Nelle banche, poi, la responsabilità aumenta perché gli interessi dei risparmiatori hanno rilevanza pubblicistica. E il dovere di agire informati dei componenti del cda senza delega non è limitato alle segnalazioni provenienti dagli informatori: anche loro devono esprimere un’adeguata conoscenza del business bancario e contribuire alla gestione efficace dell’istituto.

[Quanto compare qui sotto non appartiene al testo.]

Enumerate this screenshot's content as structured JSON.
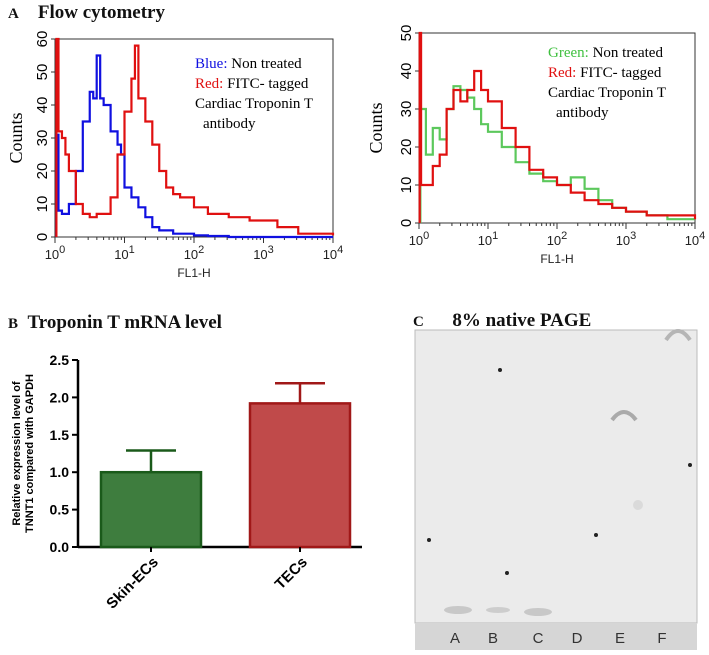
{
  "panels": {
    "a": {
      "letter": "A",
      "title": "Flow cytometry"
    },
    "b": {
      "letter": "B",
      "title": "Troponin T mRNA level"
    },
    "c": {
      "letter": "C",
      "title": "8% native PAGE"
    }
  },
  "chart_data": [
    {
      "type": "line",
      "subtype": "histogram",
      "xscale": "log",
      "xlim": [
        1,
        10000
      ],
      "ylim": [
        0,
        60
      ],
      "xlabel": "FL1-H",
      "ylabel": "Counts",
      "xticks": [
        "10^0",
        "10^1",
        "10^2",
        "10^3",
        "10^4"
      ],
      "yticks": [
        0,
        10,
        20,
        30,
        40,
        50,
        60
      ],
      "legend": [
        {
          "color_word": "Blue:",
          "text": "Non treated",
          "color": "#1010e0"
        },
        {
          "color_word": "Red:",
          "text": "FITC- tagged Cardiac Troponin  T antibody",
          "color": "#e01010"
        }
      ],
      "series": [
        {
          "color": "#1010e0",
          "x_log10": [
            0.02,
            0.05,
            0.1,
            0.2,
            0.3,
            0.4,
            0.5,
            0.55,
            0.6,
            0.65,
            0.7,
            0.8,
            0.9,
            0.95,
            1.0,
            1.1,
            1.2,
            1.3,
            1.4,
            1.5,
            1.7,
            2.0,
            2.2,
            2.5,
            4
          ],
          "y": [
            31,
            8,
            7,
            10,
            20,
            35,
            44,
            42,
            55,
            42,
            40,
            32,
            28,
            25,
            15,
            12,
            9,
            6,
            3,
            2,
            1,
            0.5,
            0.3,
            0,
            0
          ]
        },
        {
          "color": "#e01010",
          "x_log10": [
            0.02,
            0.05,
            0.1,
            0.15,
            0.2,
            0.3,
            0.4,
            0.5,
            0.6,
            0.7,
            0.8,
            0.9,
            1.0,
            1.1,
            1.15,
            1.2,
            1.3,
            1.4,
            1.5,
            1.6,
            1.7,
            1.8,
            2.0,
            2.2,
            2.5,
            2.8,
            3.0,
            3.2,
            3.5,
            4
          ],
          "y": [
            60,
            32,
            30,
            25,
            20,
            10,
            7,
            6,
            7,
            7,
            12,
            25,
            38,
            48,
            58,
            42,
            35,
            28,
            20,
            15,
            13,
            12,
            9,
            7,
            6,
            5,
            5,
            3,
            1,
            0.5
          ]
        }
      ]
    },
    {
      "type": "line",
      "subtype": "histogram",
      "xscale": "log",
      "xlim": [
        1,
        10000
      ],
      "ylim": [
        0,
        50
      ],
      "xlabel": "FL1-H",
      "ylabel": "Counts",
      "xticks": [
        "10^0",
        "10^1",
        "10^2",
        "10^3",
        "10^4"
      ],
      "yticks": [
        0,
        10,
        20,
        30,
        40,
        50
      ],
      "legend": [
        {
          "color_word": "Green:",
          "text": "Non treated",
          "color": "#40c040"
        },
        {
          "color_word": "Red:",
          "text": "FITC- tagged Cardiac Troponin  T antibody",
          "color": "#e01010"
        }
      ],
      "series": [
        {
          "color": "#5cc85c",
          "x_log10": [
            0.02,
            0.1,
            0.2,
            0.3,
            0.4,
            0.5,
            0.6,
            0.7,
            0.8,
            0.9,
            1.0,
            1.2,
            1.4,
            1.6,
            1.8,
            2.0,
            2.2,
            2.4,
            2.6,
            2.8,
            3.0,
            3.3,
            3.6,
            4
          ],
          "y": [
            30,
            18,
            25,
            22,
            30,
            36,
            35,
            33,
            30,
            26,
            24,
            20,
            16,
            13,
            11,
            10,
            12,
            9,
            6,
            4,
            3,
            2,
            1,
            1
          ]
        },
        {
          "color": "#e01010",
          "x_log10": [
            0.01,
            0.03,
            0.1,
            0.2,
            0.3,
            0.4,
            0.5,
            0.6,
            0.7,
            0.8,
            0.9,
            1.0,
            1.2,
            1.4,
            1.6,
            1.8,
            2.0,
            2.2,
            2.4,
            2.6,
            2.8,
            3.0,
            3.3,
            3.6,
            4
          ],
          "y": [
            50,
            10,
            10,
            15,
            18,
            30,
            35,
            32,
            35,
            40,
            35,
            32,
            25,
            20,
            14,
            12,
            10,
            8,
            6,
            5,
            4,
            3,
            2,
            2,
            1
          ]
        }
      ]
    },
    {
      "type": "bar",
      "categories": [
        "Skin-ECs",
        "TECs"
      ],
      "values": [
        1.0,
        1.92
      ],
      "errors": [
        0.29,
        0.27
      ],
      "colors": [
        "#3e7d3e",
        "#c04a4a"
      ],
      "edge_colors": [
        "#1a5a1a",
        "#a01818"
      ],
      "ylabel": "Relative expression level of TNNT1 compared with GAPDH",
      "ylim": [
        0,
        2.5
      ],
      "yticks": [
        "0.0",
        "0.5",
        "1.0",
        "1.5",
        "2.0",
        "2.5"
      ]
    }
  ],
  "gel": {
    "lanes": [
      "A",
      "B",
      "C",
      "D",
      "E",
      "F"
    ]
  }
}
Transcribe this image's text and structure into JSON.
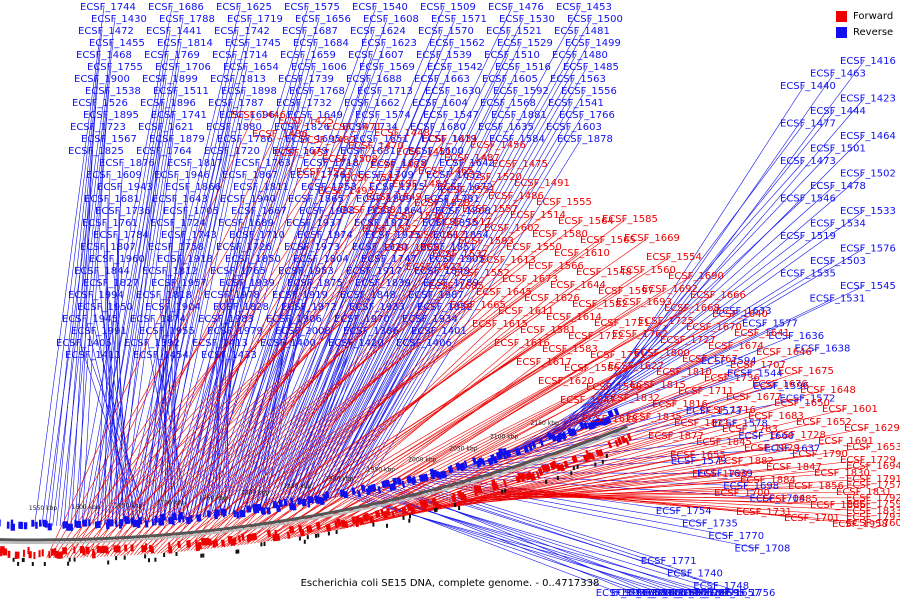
{
  "caption": "Escherichia coli SE15 DNA, complete genome. - 0..4717338",
  "legend": [
    {
      "label": "Forward",
      "color": "#ee0000"
    },
    {
      "label": "Reverse",
      "color": "#1010ee"
    }
  ],
  "colors": {
    "forward": "#ee0000",
    "reverse": "#1010ee",
    "backbone": "#555555"
  },
  "scale_ticks": [
    "1550 kbp",
    "1600 kbp",
    "1650 kbp",
    "1700 kbp",
    "1750 kbp",
    "1800 kbp",
    "1850 kbp",
    "1900 kbp",
    "1950 kbp",
    "2000 kbp",
    "2050 kbp",
    "2100 kbp",
    "2150 kbp"
  ],
  "reverse_labels": [
    "ECSF_1744",
    "ECSF_1686",
    "ECSF_1625",
    "ECSF_1575",
    "ECSF_1540",
    "ECSF_1509",
    "ECSF_1476",
    "ECSF_1453",
    "ECSF_1430",
    "ECSF_1788",
    "ECSF_1719",
    "ECSF_1656",
    "ECSF_1608",
    "ECSF_1571",
    "ECSF_1530",
    "ECSF_1500",
    "ECSF_1472",
    "ECSF_1441",
    "ECSF_1742",
    "ECSF_1687",
    "ECSF_1624",
    "ECSF_1570",
    "ECSF_1521",
    "ECSF_1481",
    "ECSF_1455",
    "ECSF_1814",
    "ECSF_1745",
    "ECSF_1684",
    "ECSF_1623",
    "ECSF_1562",
    "ECSF_1529",
    "ECSF_1499",
    "ECSF_1468",
    "ECSF_1769",
    "ECSF_1714",
    "ECSF_1659",
    "ECSF_1607",
    "ECSF_1539",
    "ECSF_1510",
    "ECSF_1480",
    "ECSF_1755",
    "ECSF_1706",
    "ECSF_1654",
    "ECSF_1606",
    "ECSF_1569",
    "ECSF_1542",
    "ECSF_1516",
    "ECSF_1485",
    "ECSF_1900",
    "ECSF_1899",
    "ECSF_1813",
    "ECSF_1739",
    "ECSF_1688",
    "ECSF_1663",
    "ECSF_1605",
    "ECSF_1563",
    "ECSF_1538",
    "ECSF_1511",
    "ECSF_1898",
    "ECSF_1768",
    "ECSF_1713",
    "ECSF_1630",
    "ECSF_1592",
    "ECSF_1556",
    "ECSF_1526",
    "ECSF_1896",
    "ECSF_1787",
    "ECSF_1732",
    "ECSF_1662",
    "ECSF_1604",
    "ECSF_1568",
    "ECSF_1541",
    "ECSF_1895",
    "ECSF_1741",
    "ECSF_1696",
    "ECSF_1649",
    "ECSF_1574",
    "ECSF_1547",
    "ECSF_1881",
    "ECSF_1766",
    "ECSF_1723",
    "ECSF_1621",
    "ECSF_1880",
    "ECSF_1826",
    "ECSF_1734",
    "ECSF_1680",
    "ECSF_1635",
    "ECSF_1603",
    "ECSF_1567",
    "ECSF_1879",
    "ECSF_1786",
    "ECSF_1695",
    "ECSF_1651",
    "ECSF_1619",
    "ECSF_1584",
    "ECSF_1878",
    "ECSF_1825",
    "ECSF_1764",
    "ECSF_1720",
    "ECSF_1679",
    "ECSF_1631",
    "ECSF_1600",
    "ECSF_1876",
    "ECSF_1817",
    "ECSF_1763",
    "ECSF_1718",
    "ECSF_1678",
    "ECSF_1642",
    "ECSF_1609",
    "ECSF_1946",
    "ECSF_1867",
    "ECSF_1746",
    "ECSF_1709",
    "ECSF_1632",
    "ECSF_1943",
    "ECSF_1866",
    "ECSF_1811",
    "ECSF_1753",
    "ECSF_1715",
    "ECSF_1672",
    "ECSF_1681",
    "ECSF_1643",
    "ECSF_1940",
    "ECSF_1865",
    "ECSF_1809",
    "ECSF_1781",
    "ECSF_1736",
    "ECSF_1705",
    "ECSF_1667",
    "ECSF_1938",
    "ECSF_1864",
    "ECSF_1808",
    "ECSF_1761",
    "ECSF_1724",
    "ECSF_1689",
    "ECSF_1937",
    "ECSF_1927",
    "ECSF_1855",
    "ECSF_1784",
    "ECSF_1743",
    "ECSF_1710",
    "ECSF_1974",
    "ECSF_1925",
    "ECSF_1854",
    "ECSF_1807",
    "ECSF_1758",
    "ECSF_1726",
    "ECSF_1973",
    "ECSF_1920",
    "ECSF_1851",
    "ECSF_1960",
    "ECSF_1918",
    "ECSF_1850",
    "ECSF_1804",
    "ECSF_1747",
    "ECSF_1905",
    "ECSF_1844",
    "ECSF_1812",
    "ECSF_1765",
    "ECSF_1953",
    "ECSF_1917",
    "ECSF_1849",
    "ECSF_1827",
    "ECSF_1957",
    "ECSF_1939",
    "ECSF_1875",
    "ECSF_1839",
    "ECSF_1789",
    "ECSF_1994",
    "ECSF_1818",
    "ECSF_1978",
    "ECSF_1919",
    "ECSF_1848",
    "ECSF_1987",
    "ECSF_1950",
    "ECSF_1904",
    "ECSF_1828",
    "ECSF_1972",
    "ECSF_1933",
    "ECSF_1852",
    "ECSF_1945",
    "ECSF_1874",
    "ECSF_1983",
    "ECSF_1906",
    "ECSF_1970",
    "ECSF_1934",
    "ECSF_1991",
    "ECSF_1955",
    "ECSF_1979",
    "ECSF_2008",
    "ECSF_1386",
    "ECSF_1401",
    "ECSF_1405",
    "ECSF_1392",
    "ECSF_1413",
    "ECSF_1400",
    "ECSF_1420",
    "ECSF_1406",
    "ECSF_1411",
    "ECSF_1454",
    "ECSF_1433",
    "ECSF_1416",
    "ECSF_1463",
    "ECSF_1440",
    "ECSF_1423",
    "ECSF_1444",
    "ECSF_1477",
    "ECSF_1464",
    "ECSF_1501",
    "ECSF_1473",
    "ECSF_1502",
    "ECSF_1478",
    "ECSF_1546",
    "ECSF_1533",
    "ECSF_1534",
    "ECSF_1519",
    "ECSF_1576",
    "ECSF_1503",
    "ECSF_1535",
    "ECSF_1545",
    "ECSF_1531",
    "ECSF_1633",
    "ECSF_1577",
    "ECSF_1636",
    "ECSF_1638",
    "ECSF_1594",
    "ECSF_1544",
    "ECSF_1596",
    "ECSF_1572",
    "ECSF_1573",
    "ECSF_1578",
    "ECSF_1660",
    "ECSF_1637",
    "ECSF_1579",
    "ECSF_1639",
    "ECSF_1698",
    "ECSF_1704",
    "ECSF_1754",
    "ECSF_1735",
    "ECSF_1770",
    "ECSF_1708",
    "ECSF_1771",
    "ECSF_1740",
    "ECSF_1748",
    "ECSF_1756",
    "ECSF_1733",
    "ECSF_1697",
    "ECSF_1699",
    "ECSF_1657",
    "ECSF_1658",
    "ECSF_1661",
    "ECSF_1662",
    "ECSF_1595",
    "ECSF_1926",
    "ECSF_1928",
    "ECSF_1929",
    "ECSF_1961"
  ],
  "forward_labels": [
    "ECSF_1446",
    "ECSF_1425",
    "ECSF_1471",
    "ECSF_1448",
    "ECSF_1431",
    "ECSF_1456",
    "ECSF_1436",
    "ECSF_1482",
    "ECSF_1470",
    "ECSF_1451",
    "ECSF_1487",
    "ECSF_1475",
    "ECSF_1457",
    "ECSF_1508",
    "ECSF_1483",
    "ECSF_1465",
    "ECSF_1520",
    "ECSF_1491",
    "ECSF_1527",
    "ECSF_1512",
    "ECSF_1484",
    "ECSF_1551",
    "ECSF_1486",
    "ECSF_1555",
    "ECSF_1493",
    "ECSF_1549",
    "ECSF_1528",
    "ECSF_1557",
    "ECSF_1514",
    "ECSF_1564",
    "ECSF_1558",
    "ECSF_1536",
    "ECSF_1517",
    "ECSF_1602",
    "ECSF_1580",
    "ECSF_1565",
    "ECSF_1522",
    "ECSF_1612",
    "ECSF_1593",
    "ECSF_1550",
    "ECSF_1610",
    "ECSF_1585",
    "ECSF_1559",
    "ECSF_1537",
    "ECSF_1613",
    "ECSF_1566",
    "ECSF_1548",
    "ECSF_1669",
    "ECSF_1622",
    "ECSF_1552",
    "ECSF_1673",
    "ECSF_1644",
    "ECSF_1597",
    "ECSF_1554",
    "ECSF_1685",
    "ECSF_1645",
    "ECSF_1626",
    "ECSF_1582",
    "ECSF_1560",
    "ECSF_1690",
    "ECSF_1665",
    "ECSF_1611",
    "ECSF_1614",
    "ECSF_1721",
    "ECSF_1692",
    "ECSF_1666",
    "ECSF_1615",
    "ECSF_1581",
    "ECSF_1722",
    "ECSF_1693",
    "ECSF_1668",
    "ECSF_1640",
    "ECSF_1616",
    "ECSF_1583",
    "ECSF_1751",
    "ECSF_1725",
    "ECSF_1670",
    "ECSF_1641",
    "ECSF_1617",
    "ECSF_1586",
    "ECSF_1762",
    "ECSF_1727",
    "ECSF_1674",
    "ECSF_1646",
    "ECSF_1620",
    "ECSF_1590",
    "ECSF_1800",
    "ECSF_1767",
    "ECSF_1707",
    "ECSF_1675",
    "ECSF_1647",
    "ECSF_1627",
    "ECSF_1810",
    "ECSF_1736",
    "ECSF_1676",
    "ECSF_1648",
    "ECSF_1628",
    "ECSF_1815",
    "ECSF_1711",
    "ECSF_1677",
    "ECSF_1650",
    "ECSF_1601",
    "ECSF_1832",
    "ECSF_1816",
    "ECSF_1716",
    "ECSF_1683",
    "ECSF_1652",
    "ECSF_1629",
    "ECSF_1835",
    "ECSF_1821",
    "ECSF_1783",
    "ECSF_1728",
    "ECSF_1691",
    "ECSF_1653",
    "ECSF_1877",
    "ECSF_1845",
    "ECSF_1829",
    "ECSF_1790",
    "ECSF_1729",
    "ECSF_1694",
    "ECSF_1655",
    "ECSF_1882",
    "ECSF_1847",
    "ECSF_1830",
    "ECSF_1791",
    "ECSF_1757",
    "ECSF_1730",
    "ECSF_1884",
    "ECSF_1856",
    "ECSF_1831",
    "ECSF_1792",
    "ECSF_1759",
    "ECSF_1700",
    "ECSF_1885",
    "ECSF_1886",
    "ECSF_1833",
    "ECSF_1793",
    "ECSF_1760",
    "ECSF_1731",
    "ECSF_1701",
    "ECSF_1958"
  ]
}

Non basta. Scatta la sanzione di Bankitalia anche per il consigliere di amministrazione senza delega benché l’operazione rivelatasi illecita sia stata gestita dal presidente del cda e dal direttore generale. E ciò perché nelle società per azioni il grado di diligenza richiesta agli amministratori è commisurato alla natura dell’incarico che svolgono. È quanto emerge dalla sentenza 32135/18, depositata dalla seconda sezione civile della Cassazione che rende definitiva la sanzione di 129 mila euro inflitta dalla Vigilanza al componente del cda. L’illecito contestato riguarda un’operazione da risiko bancario in cui l’istituto si finanzia con bond convertibili in azioni ordinarie per acquisirne un altro, ma nel farlo nasconde a Palazzo Koch importanti garanzie che cambiano il volto al complesso meccanismo. Non conta che il destinatario della «megamulta» sia in prima persona estraneo alla vicenda perché il consigliere non esecutivo è tenuto comunque ad attivarsi in modo da poter esercitare una funzione di monitoraggio sulle scelte compite dagli organi esecutivi: il flusso informativo deve essere continuo e investire ogni settore della banca. D’altronde chi siede nel cda partecipa alle decisioni sugli orientamenti strategici e le politiche di gestione del rischio da parte dell’intermediario finanziario. In ogni società per azioni, comunque, ciascun amministratore può chiedere agli organi delegati informazioni sulla gestione e risponde in solido se viene a conoscenza di fatti pregiudizievoli e nulla fa per impedirne il compimento o attenuarne le conseguenze.